Bien qu’ils partagent à nouveau le même siège au boulevard de l’Empereur, les socialistes du nord et du sud du pays sont en fait devenus deux partis très différents. Pour le politologue de l’ULB, Pascal Delwit, il est évident que le PS et Vooruit “présentent deux profils idéologiques et programmatiques différents. Le PS reste très ancré sur les questions sociales – salaires, pensions, conditions de travail, etc. – alors que Vooruit, à la charnière des 20e et 21e siècles déjà, a changé de focale et de profil électoral. Il est moins profilé que le PS sur la question sociale”.
Un parti du centre
Et même s’il se situe à gauche dans l’ensemble du paysage politique flamand, “Vooruit est un parti centriste” en comparaison des partis francophones. “Je dirais même qu’il est difficile de définir avec clarté la focale actuelle de Vooruit”, estime le politologue.

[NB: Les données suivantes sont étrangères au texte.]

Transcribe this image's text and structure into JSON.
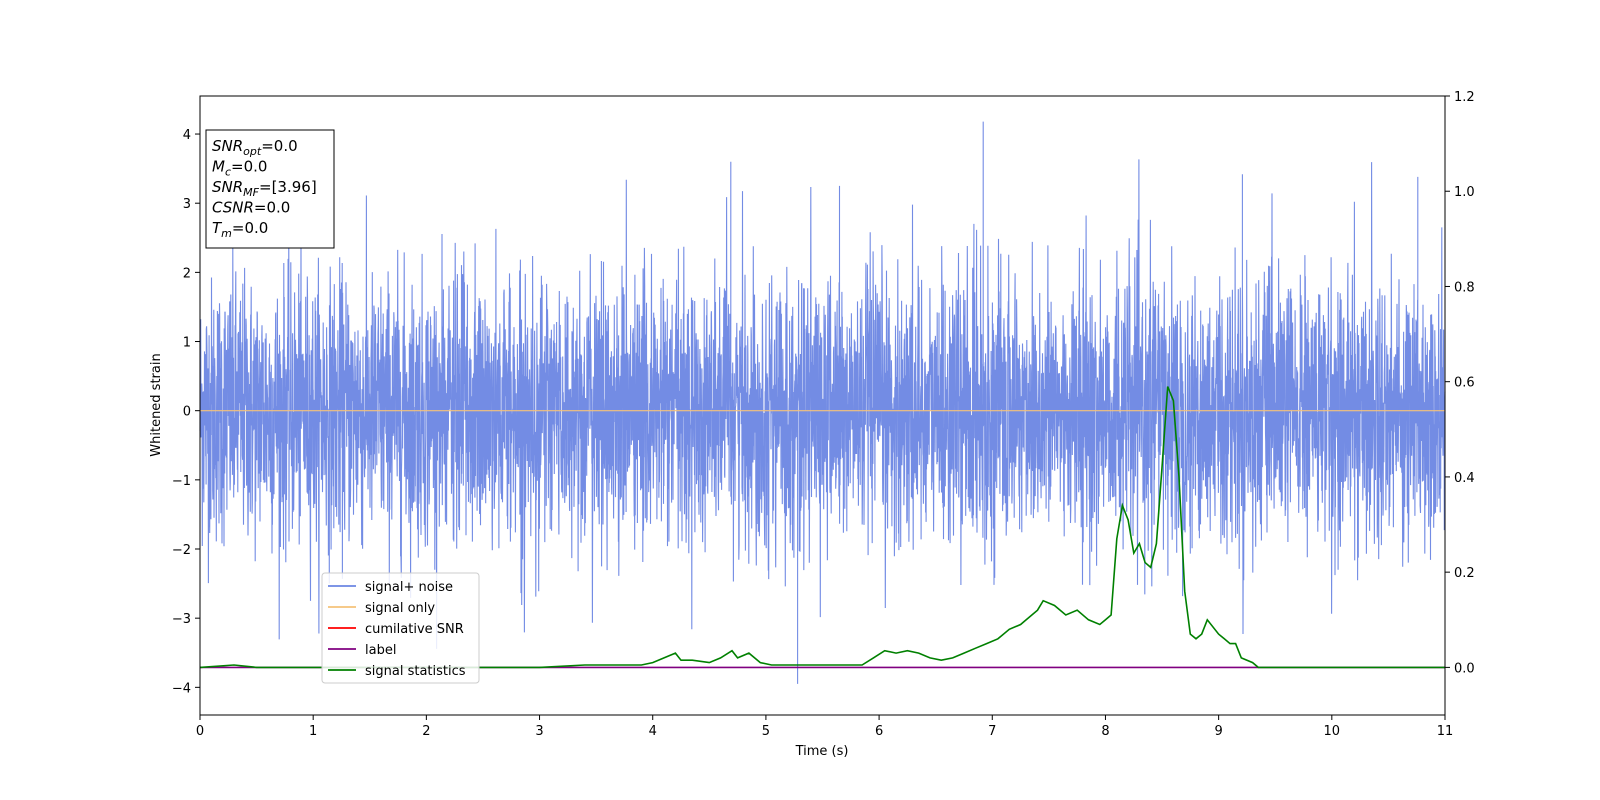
{
  "chart_data": {
    "type": "line",
    "xlabel": "Time (s)",
    "ylabel": "Whitened strain",
    "xlim": [
      0,
      11
    ],
    "ylim": [
      -4.4,
      4.55
    ],
    "ylim_right": [
      -0.1,
      1.2
    ],
    "x_ticks": [
      "0",
      "1",
      "2",
      "3",
      "4",
      "5",
      "6",
      "7",
      "8",
      "9",
      "10",
      "11"
    ],
    "y_ticks": [
      "4",
      "3",
      "2",
      "1",
      "0",
      "−1",
      "−2",
      "−3",
      "−4"
    ],
    "y_ticks_right": [
      "1.2",
      "1.0",
      "0.8",
      "0.6",
      "0.4",
      "0.2",
      "0.0"
    ],
    "grid": false,
    "legend_position": "lower-left",
    "info_box": {
      "lines": [
        {
          "base": "SNR",
          "sub": "opt",
          "value": "=0.0"
        },
        {
          "base": "M",
          "sub": "c",
          "value": "=0.0"
        },
        {
          "base": "SNR",
          "sub": "MF",
          "value": "=[3.96]"
        },
        {
          "base": "CSNR",
          "sub": "",
          "value": "=0.0"
        },
        {
          "base": "T",
          "sub": "m",
          "value": "=0.0"
        }
      ]
    },
    "series": [
      {
        "name": "signal+ noise",
        "color": "#6b86e3",
        "axis": "left",
        "kind": "noise",
        "std": 0.95,
        "min": -3.95,
        "max": 4.18
      },
      {
        "name": "signal only",
        "color": "#f5c27a",
        "axis": "left",
        "x": [
          0,
          11
        ],
        "y": [
          0,
          0
        ]
      },
      {
        "name": "cumilative SNR",
        "color": "#ff0000",
        "axis": "left",
        "x": [],
        "y": []
      },
      {
        "name": "label",
        "color": "#800080",
        "axis": "right",
        "x": [
          0,
          11
        ],
        "y": [
          0,
          0
        ]
      },
      {
        "name": "signal statistics",
        "color": "#008000",
        "axis": "right",
        "x": [
          0,
          0.3,
          0.5,
          1.0,
          2.0,
          3.0,
          3.4,
          3.6,
          3.9,
          4.0,
          4.1,
          4.2,
          4.25,
          4.35,
          4.5,
          4.6,
          4.7,
          4.75,
          4.85,
          4.95,
          5.05,
          5.2,
          5.4,
          5.6,
          5.75,
          5.85,
          5.95,
          6.05,
          6.15,
          6.25,
          6.35,
          6.45,
          6.55,
          6.65,
          6.75,
          6.85,
          6.95,
          7.05,
          7.15,
          7.25,
          7.3,
          7.4,
          7.45,
          7.55,
          7.65,
          7.75,
          7.85,
          7.95,
          8.0,
          8.05,
          8.1,
          8.15,
          8.2,
          8.25,
          8.3,
          8.35,
          8.4,
          8.45,
          8.5,
          8.55,
          8.6,
          8.65,
          8.7,
          8.75,
          8.8,
          8.85,
          8.9,
          9.0,
          9.05,
          9.1,
          9.15,
          9.2,
          9.3,
          9.35,
          9.45,
          9.55,
          9.7,
          9.9,
          10.1,
          10.5,
          11.0
        ],
        "y": [
          0.0,
          0.005,
          0.0,
          0.0,
          0.0,
          0.0,
          0.005,
          0.005,
          0.005,
          0.01,
          0.02,
          0.03,
          0.015,
          0.015,
          0.01,
          0.02,
          0.035,
          0.02,
          0.03,
          0.01,
          0.005,
          0.005,
          0.005,
          0.005,
          0.005,
          0.005,
          0.02,
          0.035,
          0.03,
          0.035,
          0.03,
          0.02,
          0.015,
          0.02,
          0.03,
          0.04,
          0.05,
          0.06,
          0.08,
          0.09,
          0.1,
          0.12,
          0.14,
          0.13,
          0.11,
          0.12,
          0.1,
          0.09,
          0.1,
          0.11,
          0.27,
          0.34,
          0.31,
          0.24,
          0.26,
          0.22,
          0.21,
          0.26,
          0.42,
          0.59,
          0.56,
          0.4,
          0.16,
          0.07,
          0.06,
          0.07,
          0.1,
          0.07,
          0.06,
          0.05,
          0.05,
          0.02,
          0.01,
          0.0,
          0.0,
          0.0,
          0.0,
          0.0,
          0.0,
          0.0,
          0.0
        ]
      }
    ]
  }
}
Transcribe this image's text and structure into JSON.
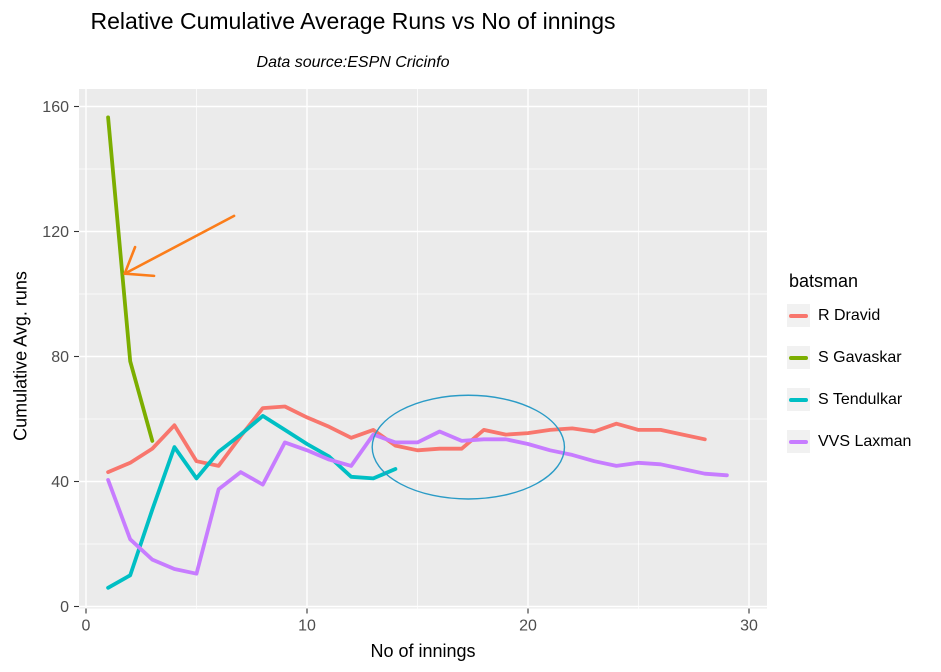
{
  "header": {
    "title": "Relative Cumulative Average Runs vs No of innings",
    "subtitle": "Data source:ESPN Cricinfo"
  },
  "chart_data": {
    "type": "line",
    "title": "Relative Cumulative Average Runs vs No of innings",
    "subtitle": "Data source:ESPN Cricinfo",
    "xlabel": "No of innings",
    "ylabel": "Cumulative Avg. runs",
    "xlim": [
      0,
      30
    ],
    "ylim": [
      0,
      160
    ],
    "x_ticks": [
      0,
      10,
      20,
      30
    ],
    "x_minor_ticks": [
      5,
      15,
      25
    ],
    "y_ticks": [
      0,
      40,
      80,
      120,
      160
    ],
    "y_minor_ticks": [
      20,
      60,
      100,
      140
    ],
    "grid": true,
    "legend_title": "batsman",
    "legend_position": "right",
    "series": [
      {
        "name": "R Dravid",
        "color": "#F8766D",
        "x": [
          1,
          2,
          3,
          4,
          5,
          6,
          7,
          8,
          9,
          10,
          11,
          12,
          13,
          14,
          15,
          16,
          17,
          18,
          19,
          20,
          21,
          22,
          23,
          24,
          25,
          26,
          27,
          28
        ],
        "y": [
          43,
          46,
          50.5,
          58,
          46.5,
          45,
          54.5,
          63.5,
          64,
          60.5,
          57.5,
          54,
          56.5,
          51.5,
          50,
          50.5,
          50.5,
          56.5,
          55,
          55.5,
          56.5,
          57,
          56,
          58.5,
          56.5,
          56.5,
          55,
          53.5
        ]
      },
      {
        "name": "S Gavaskar",
        "color": "#7CAE00",
        "x": [
          1,
          2,
          3
        ],
        "y": [
          156.5,
          78.5,
          53
        ]
      },
      {
        "name": "S Tendulkar",
        "color": "#00BFC4",
        "x": [
          1,
          2,
          3,
          4,
          5,
          6,
          7,
          8,
          9,
          10,
          11,
          12,
          13,
          14
        ],
        "y": [
          6,
          10,
          31,
          51,
          41,
          49.5,
          55,
          61,
          56.5,
          52,
          48,
          41.5,
          41,
          44
        ]
      },
      {
        "name": "VVS Laxman",
        "color": "#C77CFF",
        "x": [
          1,
          2,
          3,
          4,
          5,
          6,
          7,
          8,
          9,
          10,
          11,
          12,
          13,
          14,
          15,
          16,
          17,
          18,
          19,
          20,
          21,
          22,
          23,
          24,
          25,
          26,
          27,
          28,
          29
        ],
        "y": [
          40.5,
          21.5,
          15,
          12,
          10.5,
          37.5,
          43,
          39,
          52.5,
          50,
          47,
          45,
          55,
          52.5,
          52.5,
          56,
          53,
          53.5,
          53.5,
          52,
          50,
          48.5,
          46.5,
          45,
          46,
          45.5,
          44,
          42.5,
          42
        ]
      }
    ],
    "annotations": {
      "arrow": {
        "shape": "arrow",
        "color": "#FB7D1A",
        "tail": [
          6.7,
          125
        ],
        "tip": [
          1.75,
          106.5
        ],
        "barb1": [
          2.22,
          115
        ],
        "barb2": [
          3.08,
          105.8
        ],
        "points_at": "S Gavaskar line"
      },
      "ellipse": {
        "shape": "ellipse",
        "color": "#2A9BC6",
        "center_x": 17.3,
        "center_y": 51,
        "radius_x": 4.35,
        "radius_y": 16.6
      }
    }
  },
  "colors": {
    "background": "#FFFFFF",
    "panel_bg": "#EBEBEB",
    "grid": "#FFFFFF",
    "tick_label": "#4D4D4D",
    "tick_mark": "#333333",
    "legend_key_bg": "#F1F1F1"
  }
}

Pascal Delwit précise aussi que lors du scrutin de 2024, on voit clairement quelles seront les victoires que défendra le PS – à savoir “l’augmentation de la pension minimum et le fait qu’on n’ait pas touché à l’index” – alors que “pour Vooruit, c’est moins clair”.
Selon le politologue, Vooruit suit la même voie que celle prise par le SP.A. (son ancien nom) en 2002-2003 en s’appuyant sur un leader charismatique – Patrick Janssens à l’époque, Conner Rousseau aujourd’hui. “Rousseau écrase tout sur les réseaux sociaux. Il a d’abord été chef de groupe au Parlement flamand, il est devenu président alors qu’il était encore un parfait inconnu ou presque.” Néanmoins, à la différence de l’époque de la présidence de Patrick Janssens qui pouvait s’appuyer sur d’autres personnalités fortes comme Steve Stevaert, Johan Vande Lanotte, etc., aujourd’hui au sein du parti “on ne voit pas émerger d’autres figures ou une nouvelle génération”.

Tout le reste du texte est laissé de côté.